A lack of accessible public EV charging points is a common barrier to EV adoption. Analysis from the Department of Transport found that as of July 2022, the North-West had 76% fewer public EV chargers per 100,000 people than London.
Ubitricity charge points built directly into existing street lampposts charge up to 5kW and take under two hours to install. The Liverpool roll-out will follow requests of residents and businesses, and the Council said it received more than ten requests a week for new public charge points.
Cllr Dan Barrington, Cabinet Member for Climate Change and Highways for Liverpool City Council, added, “The fact that the roll-out is being led by community requests means the points are going where the demand is needed most, which means they’ll be getting maximum usage”.
Ubitricity aims to finish the installation in the spring of this year.

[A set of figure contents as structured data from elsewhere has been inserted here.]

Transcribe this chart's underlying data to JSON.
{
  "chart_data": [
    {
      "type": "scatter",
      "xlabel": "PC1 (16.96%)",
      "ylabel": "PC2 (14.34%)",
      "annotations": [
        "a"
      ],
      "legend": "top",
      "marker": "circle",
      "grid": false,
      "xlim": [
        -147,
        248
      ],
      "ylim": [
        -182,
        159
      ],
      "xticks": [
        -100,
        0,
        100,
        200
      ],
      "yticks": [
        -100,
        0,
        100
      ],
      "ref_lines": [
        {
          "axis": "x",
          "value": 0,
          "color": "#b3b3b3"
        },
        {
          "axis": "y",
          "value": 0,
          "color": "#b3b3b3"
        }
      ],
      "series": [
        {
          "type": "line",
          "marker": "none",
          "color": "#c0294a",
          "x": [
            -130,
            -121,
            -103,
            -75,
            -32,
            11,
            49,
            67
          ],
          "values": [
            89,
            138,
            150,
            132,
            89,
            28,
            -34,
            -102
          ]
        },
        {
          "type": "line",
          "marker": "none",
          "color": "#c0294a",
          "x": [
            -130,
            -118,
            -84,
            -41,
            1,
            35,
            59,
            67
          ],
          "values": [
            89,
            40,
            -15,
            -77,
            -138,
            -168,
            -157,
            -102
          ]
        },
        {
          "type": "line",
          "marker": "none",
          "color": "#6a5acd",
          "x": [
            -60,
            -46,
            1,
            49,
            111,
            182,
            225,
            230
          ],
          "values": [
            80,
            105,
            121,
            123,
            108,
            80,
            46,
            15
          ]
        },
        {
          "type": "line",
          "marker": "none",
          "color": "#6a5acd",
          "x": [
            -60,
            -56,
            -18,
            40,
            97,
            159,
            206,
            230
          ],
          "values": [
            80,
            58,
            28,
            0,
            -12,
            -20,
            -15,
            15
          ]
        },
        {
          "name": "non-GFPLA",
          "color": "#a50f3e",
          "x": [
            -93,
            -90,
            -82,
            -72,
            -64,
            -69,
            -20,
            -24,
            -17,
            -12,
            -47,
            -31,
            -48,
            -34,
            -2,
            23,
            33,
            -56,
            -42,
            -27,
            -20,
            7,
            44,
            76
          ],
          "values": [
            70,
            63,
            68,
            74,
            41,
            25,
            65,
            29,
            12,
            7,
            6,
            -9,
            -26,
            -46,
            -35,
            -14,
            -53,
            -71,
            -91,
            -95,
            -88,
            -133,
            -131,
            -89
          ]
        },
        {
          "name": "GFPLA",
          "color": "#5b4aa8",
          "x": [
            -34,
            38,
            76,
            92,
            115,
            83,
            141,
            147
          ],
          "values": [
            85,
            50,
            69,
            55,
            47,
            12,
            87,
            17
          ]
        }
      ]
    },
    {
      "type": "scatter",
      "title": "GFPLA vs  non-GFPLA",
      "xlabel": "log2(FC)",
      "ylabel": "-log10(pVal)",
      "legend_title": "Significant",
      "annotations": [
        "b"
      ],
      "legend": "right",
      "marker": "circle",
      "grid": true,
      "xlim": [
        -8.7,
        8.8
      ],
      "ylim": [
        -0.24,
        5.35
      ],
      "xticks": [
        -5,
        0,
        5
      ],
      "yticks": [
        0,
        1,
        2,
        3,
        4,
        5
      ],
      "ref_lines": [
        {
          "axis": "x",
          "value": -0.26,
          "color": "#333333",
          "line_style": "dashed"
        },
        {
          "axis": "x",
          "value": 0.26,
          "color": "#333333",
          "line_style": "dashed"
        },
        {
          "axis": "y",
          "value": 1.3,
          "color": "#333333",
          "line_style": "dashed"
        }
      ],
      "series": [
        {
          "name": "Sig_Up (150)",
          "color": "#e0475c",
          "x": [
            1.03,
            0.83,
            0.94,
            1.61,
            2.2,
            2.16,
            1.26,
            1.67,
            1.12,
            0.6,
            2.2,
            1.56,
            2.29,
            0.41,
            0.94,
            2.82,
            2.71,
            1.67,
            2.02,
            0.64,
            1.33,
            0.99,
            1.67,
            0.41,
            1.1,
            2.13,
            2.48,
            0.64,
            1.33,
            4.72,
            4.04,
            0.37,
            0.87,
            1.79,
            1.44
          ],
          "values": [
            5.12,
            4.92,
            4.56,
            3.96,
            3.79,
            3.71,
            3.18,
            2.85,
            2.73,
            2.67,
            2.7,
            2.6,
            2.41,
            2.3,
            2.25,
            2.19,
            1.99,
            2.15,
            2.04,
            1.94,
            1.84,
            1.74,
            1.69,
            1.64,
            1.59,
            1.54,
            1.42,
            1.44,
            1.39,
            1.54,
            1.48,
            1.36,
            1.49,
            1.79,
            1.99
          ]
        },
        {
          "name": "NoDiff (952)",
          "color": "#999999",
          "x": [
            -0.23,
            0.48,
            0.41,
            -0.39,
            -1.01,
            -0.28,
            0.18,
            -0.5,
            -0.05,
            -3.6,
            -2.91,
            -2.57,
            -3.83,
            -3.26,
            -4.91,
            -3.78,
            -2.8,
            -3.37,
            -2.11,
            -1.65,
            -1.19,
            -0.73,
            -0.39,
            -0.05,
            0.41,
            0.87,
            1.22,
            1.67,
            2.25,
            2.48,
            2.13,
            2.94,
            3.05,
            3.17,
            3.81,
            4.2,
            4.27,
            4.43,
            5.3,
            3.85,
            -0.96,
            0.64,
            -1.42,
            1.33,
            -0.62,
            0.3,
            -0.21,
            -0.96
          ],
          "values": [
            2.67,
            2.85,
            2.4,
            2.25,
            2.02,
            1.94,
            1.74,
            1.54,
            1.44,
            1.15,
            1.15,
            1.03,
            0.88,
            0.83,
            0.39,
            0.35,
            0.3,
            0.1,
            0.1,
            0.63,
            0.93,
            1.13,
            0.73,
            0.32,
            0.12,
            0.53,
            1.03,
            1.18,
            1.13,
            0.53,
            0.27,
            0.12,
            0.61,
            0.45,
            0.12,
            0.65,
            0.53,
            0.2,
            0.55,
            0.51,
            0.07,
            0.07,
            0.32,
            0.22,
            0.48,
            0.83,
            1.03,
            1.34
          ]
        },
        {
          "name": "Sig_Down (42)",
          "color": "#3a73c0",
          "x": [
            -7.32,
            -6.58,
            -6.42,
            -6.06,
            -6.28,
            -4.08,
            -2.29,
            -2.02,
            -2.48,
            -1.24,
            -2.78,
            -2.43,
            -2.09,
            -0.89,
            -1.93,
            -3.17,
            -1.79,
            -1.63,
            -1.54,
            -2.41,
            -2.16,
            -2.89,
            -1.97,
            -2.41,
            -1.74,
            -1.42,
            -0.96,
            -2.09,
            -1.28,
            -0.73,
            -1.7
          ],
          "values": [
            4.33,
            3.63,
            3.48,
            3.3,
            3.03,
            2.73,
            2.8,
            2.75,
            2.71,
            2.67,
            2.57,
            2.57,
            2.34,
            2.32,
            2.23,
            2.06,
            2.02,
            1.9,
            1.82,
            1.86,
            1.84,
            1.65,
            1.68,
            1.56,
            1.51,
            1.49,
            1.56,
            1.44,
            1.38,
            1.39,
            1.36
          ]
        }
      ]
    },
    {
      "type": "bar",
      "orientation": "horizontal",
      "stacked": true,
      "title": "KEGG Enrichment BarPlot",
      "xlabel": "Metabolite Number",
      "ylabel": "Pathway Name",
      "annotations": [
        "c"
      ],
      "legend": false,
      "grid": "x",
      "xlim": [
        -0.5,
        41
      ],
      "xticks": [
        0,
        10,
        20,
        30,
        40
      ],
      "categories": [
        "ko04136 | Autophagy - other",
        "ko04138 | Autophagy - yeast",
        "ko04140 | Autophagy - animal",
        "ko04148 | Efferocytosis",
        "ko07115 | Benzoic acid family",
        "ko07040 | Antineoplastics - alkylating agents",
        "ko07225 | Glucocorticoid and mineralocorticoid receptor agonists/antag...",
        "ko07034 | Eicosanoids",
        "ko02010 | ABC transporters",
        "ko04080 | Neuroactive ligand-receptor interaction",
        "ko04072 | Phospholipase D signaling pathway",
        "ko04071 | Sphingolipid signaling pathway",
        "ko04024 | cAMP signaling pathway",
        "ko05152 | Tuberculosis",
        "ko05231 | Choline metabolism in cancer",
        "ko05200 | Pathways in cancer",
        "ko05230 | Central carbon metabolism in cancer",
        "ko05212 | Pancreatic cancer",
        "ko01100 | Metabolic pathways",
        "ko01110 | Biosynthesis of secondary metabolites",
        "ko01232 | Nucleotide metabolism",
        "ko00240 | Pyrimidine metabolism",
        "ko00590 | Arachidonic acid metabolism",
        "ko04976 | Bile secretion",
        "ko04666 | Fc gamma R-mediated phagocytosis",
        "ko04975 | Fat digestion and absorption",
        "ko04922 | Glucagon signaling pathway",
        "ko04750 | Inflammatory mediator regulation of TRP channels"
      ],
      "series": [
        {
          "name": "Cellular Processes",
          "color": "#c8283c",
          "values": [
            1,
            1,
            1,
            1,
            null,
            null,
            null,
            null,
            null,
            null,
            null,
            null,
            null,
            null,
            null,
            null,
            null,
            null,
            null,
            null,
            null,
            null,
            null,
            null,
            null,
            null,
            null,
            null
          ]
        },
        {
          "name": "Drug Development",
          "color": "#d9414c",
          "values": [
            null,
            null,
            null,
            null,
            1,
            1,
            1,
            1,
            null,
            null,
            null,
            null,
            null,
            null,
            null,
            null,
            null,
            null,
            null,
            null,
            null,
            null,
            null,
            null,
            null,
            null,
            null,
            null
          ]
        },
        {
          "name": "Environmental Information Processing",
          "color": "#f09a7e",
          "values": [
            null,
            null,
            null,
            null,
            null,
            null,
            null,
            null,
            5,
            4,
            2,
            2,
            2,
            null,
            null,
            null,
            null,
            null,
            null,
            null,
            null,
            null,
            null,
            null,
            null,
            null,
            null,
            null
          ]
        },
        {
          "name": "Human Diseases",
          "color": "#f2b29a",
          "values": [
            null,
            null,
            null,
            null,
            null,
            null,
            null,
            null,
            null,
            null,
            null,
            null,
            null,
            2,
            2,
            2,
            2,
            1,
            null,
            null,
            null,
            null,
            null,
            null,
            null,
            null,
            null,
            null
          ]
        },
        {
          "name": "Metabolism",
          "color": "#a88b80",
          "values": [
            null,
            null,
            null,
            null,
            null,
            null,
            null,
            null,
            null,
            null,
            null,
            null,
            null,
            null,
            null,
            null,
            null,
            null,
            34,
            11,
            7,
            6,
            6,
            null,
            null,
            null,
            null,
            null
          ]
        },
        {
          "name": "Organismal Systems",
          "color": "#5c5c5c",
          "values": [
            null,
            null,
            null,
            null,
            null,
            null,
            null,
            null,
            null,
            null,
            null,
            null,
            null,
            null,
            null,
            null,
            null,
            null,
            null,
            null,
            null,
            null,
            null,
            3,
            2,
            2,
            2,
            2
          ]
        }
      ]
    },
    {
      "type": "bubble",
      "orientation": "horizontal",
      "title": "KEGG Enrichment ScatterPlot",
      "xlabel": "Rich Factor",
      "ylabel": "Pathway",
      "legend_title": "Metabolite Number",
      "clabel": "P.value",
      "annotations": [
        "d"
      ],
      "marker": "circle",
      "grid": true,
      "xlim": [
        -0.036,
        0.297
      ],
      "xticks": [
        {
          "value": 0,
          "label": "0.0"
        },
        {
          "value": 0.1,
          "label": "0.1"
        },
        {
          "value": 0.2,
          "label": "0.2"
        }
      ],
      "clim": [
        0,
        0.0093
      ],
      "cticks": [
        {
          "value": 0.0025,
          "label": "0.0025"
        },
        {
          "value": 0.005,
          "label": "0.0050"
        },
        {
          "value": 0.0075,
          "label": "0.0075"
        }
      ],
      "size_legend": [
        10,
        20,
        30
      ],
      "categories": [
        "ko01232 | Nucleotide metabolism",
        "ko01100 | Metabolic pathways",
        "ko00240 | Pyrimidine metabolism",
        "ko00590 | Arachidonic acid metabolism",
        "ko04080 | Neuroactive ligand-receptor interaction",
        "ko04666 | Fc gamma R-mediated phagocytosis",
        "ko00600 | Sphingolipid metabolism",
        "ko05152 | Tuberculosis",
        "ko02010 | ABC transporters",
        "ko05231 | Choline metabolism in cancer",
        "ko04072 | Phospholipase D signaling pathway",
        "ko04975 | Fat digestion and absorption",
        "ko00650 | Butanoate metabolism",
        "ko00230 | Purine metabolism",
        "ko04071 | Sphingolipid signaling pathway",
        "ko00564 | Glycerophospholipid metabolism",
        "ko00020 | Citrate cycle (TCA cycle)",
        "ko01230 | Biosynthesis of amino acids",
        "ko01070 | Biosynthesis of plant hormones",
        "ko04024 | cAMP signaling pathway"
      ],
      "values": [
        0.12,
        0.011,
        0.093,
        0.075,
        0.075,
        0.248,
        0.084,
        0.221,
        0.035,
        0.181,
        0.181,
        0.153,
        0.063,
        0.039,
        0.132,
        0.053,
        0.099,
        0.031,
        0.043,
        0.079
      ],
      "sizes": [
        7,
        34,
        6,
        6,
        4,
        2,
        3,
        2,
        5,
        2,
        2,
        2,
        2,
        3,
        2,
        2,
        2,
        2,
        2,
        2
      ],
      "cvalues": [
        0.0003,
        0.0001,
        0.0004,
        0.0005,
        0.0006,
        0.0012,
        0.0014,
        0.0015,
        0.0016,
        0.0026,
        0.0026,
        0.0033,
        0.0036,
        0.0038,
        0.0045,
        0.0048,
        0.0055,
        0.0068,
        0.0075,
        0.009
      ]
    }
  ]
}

In the second phase, Shell and Ubitricity will maintain Liverpool’s EV charging network.
Shell bought Ubitricty in September 2021. They target installing 50,000 Ubitricity chargers in the UK by 2025, funded mainly by the British Government’s On-Street Residential Charging Scheme (ORCS). The oil and gas corporation must only retain about a quarter of the cost.
Apart from Liverpool, where Ubitricity first appeared in 2018, the company’s installations can be found in many London boroughs and the German capital Berlin, where they started the first project in 2014 and expanded to London in 2017. Most recently. Ubitricity also scored a winning bid in France.
Liverpool targets net zero by 2030 after the Council declared a climate emergency in 2019 and had first discussed a clean air plan in 2018, as reported.